Autant d'éléments de fond qui, selon Ramin Shokrizade, expliquent les difficultés de Bioware à fidéliser les abonnés de The Old Republic, ayant trop vite fait le tour du contenu disponible du MMO.

Et au-delà du gameplay de Star Wars TOR, l'économiste identifie aussi des lacunes de conceptions dans le modèle économique du MMO. La plupart des MMO, même à abonnement, intègre dès l'origine du contenu adapté à un modèle basé sur des microtransactions (susceptible de « multiplier de chiffre d'affaires d'un MMO par deux, trois, voire quatre au cours de la première année d'exploitation »), en plaçant judicieusement ce que Shokrizade qualifie de « carottes » (du contenu qui, un jour, pourra être suffisamment attractif pour être vendu à l'unité) et des « portes » (des « opportunités de paiements »). Si nécessaire, le développeur peut alors ouvrir ces « portes » et activer ses « carottes » s'il a besoin de financement (sans être obligé de refondre totalement son jeu lorsqu'il abandonne un modèle qui ne fonctionne plus), lui laissant le temps nécessaire à produire un nouveau contenu. Mais dans SWTOR, ni carottes, ni portes ne semblent avoir été envisagées lors du développement.

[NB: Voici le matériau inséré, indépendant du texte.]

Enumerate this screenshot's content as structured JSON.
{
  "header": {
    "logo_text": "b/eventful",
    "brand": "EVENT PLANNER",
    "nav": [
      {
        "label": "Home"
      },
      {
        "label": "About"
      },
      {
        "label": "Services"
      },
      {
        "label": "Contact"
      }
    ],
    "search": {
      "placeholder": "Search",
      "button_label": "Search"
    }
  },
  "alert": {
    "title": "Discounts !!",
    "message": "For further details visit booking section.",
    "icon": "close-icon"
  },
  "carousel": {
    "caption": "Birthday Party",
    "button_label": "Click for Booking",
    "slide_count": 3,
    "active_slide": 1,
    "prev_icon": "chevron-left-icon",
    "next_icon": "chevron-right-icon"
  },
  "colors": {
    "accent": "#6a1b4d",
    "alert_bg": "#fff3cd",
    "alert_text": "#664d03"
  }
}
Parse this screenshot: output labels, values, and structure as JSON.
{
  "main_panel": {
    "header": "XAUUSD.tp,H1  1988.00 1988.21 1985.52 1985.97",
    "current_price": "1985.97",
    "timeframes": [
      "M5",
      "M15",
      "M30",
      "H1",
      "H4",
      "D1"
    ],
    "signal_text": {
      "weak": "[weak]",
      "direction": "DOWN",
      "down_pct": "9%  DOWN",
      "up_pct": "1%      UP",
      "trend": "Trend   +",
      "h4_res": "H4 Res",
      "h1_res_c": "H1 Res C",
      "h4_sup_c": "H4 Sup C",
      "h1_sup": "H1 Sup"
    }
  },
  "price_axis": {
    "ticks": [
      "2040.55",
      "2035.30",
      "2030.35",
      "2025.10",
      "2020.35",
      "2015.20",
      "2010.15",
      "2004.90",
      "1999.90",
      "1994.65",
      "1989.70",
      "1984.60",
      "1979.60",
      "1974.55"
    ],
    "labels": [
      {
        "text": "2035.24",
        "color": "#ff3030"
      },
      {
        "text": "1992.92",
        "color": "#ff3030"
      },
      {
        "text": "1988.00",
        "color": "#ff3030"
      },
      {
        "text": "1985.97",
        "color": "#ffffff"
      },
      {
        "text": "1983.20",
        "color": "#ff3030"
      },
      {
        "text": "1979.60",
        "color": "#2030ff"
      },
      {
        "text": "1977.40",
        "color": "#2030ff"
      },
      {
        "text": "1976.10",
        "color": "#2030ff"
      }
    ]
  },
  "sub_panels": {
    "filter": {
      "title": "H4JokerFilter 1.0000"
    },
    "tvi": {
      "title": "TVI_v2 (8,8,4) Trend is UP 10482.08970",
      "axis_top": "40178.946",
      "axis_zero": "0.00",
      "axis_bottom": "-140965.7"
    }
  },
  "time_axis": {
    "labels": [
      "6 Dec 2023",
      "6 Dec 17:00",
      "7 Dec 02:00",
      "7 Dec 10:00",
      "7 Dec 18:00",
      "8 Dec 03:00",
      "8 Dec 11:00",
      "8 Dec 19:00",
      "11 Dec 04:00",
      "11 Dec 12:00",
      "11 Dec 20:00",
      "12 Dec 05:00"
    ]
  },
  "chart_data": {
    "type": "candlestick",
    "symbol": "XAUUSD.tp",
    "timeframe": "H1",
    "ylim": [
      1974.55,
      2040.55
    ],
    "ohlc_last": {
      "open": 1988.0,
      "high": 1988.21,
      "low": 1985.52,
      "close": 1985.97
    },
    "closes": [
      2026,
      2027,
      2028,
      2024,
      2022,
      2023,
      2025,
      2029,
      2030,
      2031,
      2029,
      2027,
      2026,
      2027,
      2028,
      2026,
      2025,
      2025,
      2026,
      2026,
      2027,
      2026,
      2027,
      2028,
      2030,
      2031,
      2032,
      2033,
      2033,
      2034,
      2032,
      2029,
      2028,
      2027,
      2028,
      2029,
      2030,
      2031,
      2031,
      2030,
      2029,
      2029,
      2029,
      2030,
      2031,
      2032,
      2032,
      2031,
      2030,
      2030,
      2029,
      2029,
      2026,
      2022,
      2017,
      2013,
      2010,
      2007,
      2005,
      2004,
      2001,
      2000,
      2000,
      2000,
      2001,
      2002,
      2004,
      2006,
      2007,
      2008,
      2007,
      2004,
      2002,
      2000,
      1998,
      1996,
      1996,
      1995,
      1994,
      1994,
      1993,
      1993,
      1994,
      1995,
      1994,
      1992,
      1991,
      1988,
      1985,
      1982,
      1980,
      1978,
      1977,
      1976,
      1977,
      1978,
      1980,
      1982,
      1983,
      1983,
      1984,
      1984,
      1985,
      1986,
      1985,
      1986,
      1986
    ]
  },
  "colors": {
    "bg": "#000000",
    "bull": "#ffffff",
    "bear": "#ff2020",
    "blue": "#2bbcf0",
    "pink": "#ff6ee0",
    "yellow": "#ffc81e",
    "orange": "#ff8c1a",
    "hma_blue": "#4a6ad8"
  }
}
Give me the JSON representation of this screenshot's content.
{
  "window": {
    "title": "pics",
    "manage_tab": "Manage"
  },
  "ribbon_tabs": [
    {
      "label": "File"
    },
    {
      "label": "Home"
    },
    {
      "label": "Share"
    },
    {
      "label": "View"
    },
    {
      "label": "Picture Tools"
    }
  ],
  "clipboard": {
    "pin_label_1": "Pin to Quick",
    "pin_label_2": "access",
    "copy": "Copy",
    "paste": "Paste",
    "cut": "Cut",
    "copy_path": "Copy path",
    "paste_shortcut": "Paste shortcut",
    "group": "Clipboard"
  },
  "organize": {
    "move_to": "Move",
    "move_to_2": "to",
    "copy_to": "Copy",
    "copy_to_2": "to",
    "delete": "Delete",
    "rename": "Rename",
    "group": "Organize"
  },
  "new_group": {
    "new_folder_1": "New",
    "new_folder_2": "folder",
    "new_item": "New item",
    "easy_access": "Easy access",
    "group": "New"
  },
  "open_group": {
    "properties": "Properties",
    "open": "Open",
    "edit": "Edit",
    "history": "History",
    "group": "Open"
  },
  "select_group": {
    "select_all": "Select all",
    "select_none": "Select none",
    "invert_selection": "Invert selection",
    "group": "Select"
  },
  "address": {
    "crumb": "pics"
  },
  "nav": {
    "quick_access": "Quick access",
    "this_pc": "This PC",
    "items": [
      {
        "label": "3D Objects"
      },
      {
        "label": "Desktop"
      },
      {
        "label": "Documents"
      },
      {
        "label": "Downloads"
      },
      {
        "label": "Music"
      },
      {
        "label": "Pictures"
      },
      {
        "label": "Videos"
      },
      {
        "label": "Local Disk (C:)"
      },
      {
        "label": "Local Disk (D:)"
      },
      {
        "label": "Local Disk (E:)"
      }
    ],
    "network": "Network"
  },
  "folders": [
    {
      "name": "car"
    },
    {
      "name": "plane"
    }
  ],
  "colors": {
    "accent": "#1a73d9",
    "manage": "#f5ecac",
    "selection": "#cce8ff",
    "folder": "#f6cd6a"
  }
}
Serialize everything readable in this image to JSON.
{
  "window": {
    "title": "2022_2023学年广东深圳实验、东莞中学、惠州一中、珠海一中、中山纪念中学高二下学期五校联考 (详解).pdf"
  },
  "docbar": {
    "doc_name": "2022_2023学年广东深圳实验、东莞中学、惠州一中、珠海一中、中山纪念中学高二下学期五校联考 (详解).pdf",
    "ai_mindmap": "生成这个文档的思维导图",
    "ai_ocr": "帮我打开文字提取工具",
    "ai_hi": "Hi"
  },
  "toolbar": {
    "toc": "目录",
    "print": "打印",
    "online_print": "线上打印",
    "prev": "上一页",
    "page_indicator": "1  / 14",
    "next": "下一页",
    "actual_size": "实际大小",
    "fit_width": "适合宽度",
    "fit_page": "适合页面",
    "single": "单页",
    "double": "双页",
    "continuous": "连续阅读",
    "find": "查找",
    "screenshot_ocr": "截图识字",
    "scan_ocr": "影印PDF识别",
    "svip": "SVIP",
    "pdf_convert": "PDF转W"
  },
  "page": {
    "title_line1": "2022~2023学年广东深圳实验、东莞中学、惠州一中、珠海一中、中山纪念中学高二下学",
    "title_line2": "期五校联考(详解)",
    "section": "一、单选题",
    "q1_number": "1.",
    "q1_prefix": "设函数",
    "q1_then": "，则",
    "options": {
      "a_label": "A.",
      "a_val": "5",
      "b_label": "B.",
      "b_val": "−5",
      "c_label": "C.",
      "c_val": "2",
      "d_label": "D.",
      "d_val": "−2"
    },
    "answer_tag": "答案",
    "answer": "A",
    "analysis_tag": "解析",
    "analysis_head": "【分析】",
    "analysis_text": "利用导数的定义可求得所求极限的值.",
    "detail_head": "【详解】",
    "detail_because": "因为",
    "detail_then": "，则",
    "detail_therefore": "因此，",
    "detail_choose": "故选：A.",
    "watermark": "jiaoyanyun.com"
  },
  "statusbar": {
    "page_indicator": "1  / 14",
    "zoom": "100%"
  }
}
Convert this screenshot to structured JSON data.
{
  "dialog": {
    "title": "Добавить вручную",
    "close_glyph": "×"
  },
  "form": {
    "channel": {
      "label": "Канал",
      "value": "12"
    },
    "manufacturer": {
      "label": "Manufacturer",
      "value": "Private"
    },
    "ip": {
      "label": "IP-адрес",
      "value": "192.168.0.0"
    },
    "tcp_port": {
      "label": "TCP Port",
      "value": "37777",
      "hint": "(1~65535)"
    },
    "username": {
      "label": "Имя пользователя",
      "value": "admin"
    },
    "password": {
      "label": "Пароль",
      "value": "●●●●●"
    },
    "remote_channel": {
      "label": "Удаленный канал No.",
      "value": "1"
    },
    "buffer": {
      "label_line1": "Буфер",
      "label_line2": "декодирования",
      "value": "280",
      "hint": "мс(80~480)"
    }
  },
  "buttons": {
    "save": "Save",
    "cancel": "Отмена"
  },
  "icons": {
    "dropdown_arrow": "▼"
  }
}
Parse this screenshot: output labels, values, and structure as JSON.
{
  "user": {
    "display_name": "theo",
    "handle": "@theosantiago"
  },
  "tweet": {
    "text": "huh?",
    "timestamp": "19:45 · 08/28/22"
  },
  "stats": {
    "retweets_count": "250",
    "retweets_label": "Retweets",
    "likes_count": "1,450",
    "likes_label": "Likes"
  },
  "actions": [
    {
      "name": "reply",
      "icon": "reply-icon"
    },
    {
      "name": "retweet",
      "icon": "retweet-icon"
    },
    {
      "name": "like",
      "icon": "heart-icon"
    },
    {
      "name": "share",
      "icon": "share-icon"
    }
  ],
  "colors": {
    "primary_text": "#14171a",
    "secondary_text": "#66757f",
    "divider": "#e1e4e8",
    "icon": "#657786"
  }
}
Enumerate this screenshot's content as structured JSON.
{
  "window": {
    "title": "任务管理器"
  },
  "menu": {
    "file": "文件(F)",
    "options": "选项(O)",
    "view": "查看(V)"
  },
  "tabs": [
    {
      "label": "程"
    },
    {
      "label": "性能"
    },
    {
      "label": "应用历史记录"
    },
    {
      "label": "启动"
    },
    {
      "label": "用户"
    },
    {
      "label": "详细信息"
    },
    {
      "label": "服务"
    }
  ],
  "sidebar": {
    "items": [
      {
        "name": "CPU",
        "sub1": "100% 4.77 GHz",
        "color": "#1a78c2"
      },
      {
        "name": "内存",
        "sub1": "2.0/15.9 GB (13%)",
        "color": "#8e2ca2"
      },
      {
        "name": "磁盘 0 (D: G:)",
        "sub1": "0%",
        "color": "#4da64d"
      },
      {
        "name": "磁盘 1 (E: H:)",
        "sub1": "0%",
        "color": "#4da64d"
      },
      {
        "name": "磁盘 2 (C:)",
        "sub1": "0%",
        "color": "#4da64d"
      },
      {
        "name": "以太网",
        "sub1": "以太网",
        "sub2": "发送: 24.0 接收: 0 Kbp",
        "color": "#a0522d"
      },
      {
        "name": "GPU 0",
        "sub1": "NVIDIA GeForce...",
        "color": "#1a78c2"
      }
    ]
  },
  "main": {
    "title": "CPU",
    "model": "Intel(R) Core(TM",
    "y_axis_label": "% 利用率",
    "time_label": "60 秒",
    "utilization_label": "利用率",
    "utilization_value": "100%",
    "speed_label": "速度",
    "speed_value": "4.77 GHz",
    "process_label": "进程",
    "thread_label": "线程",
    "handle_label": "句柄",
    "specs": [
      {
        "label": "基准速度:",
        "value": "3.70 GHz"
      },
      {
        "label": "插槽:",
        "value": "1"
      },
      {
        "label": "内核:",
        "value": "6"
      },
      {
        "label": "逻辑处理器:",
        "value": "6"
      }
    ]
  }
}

Selon Ramin Shokrizade, sans se prononcer sur les qualités ludiques intrinsèques de SWTOR, le MMO de Bioware est un modèle d'échec sur un plan strictement commercial malgré une licence de poids, qui devrait servir de contre-exemple aux développeurs à l'avenir. Et de considérer même que l'exemple de SWTOR sonne le glas du MMO à abonnement, au profit du free-to-play, « même si la tendance est déjà très marquée depuis quelques années ».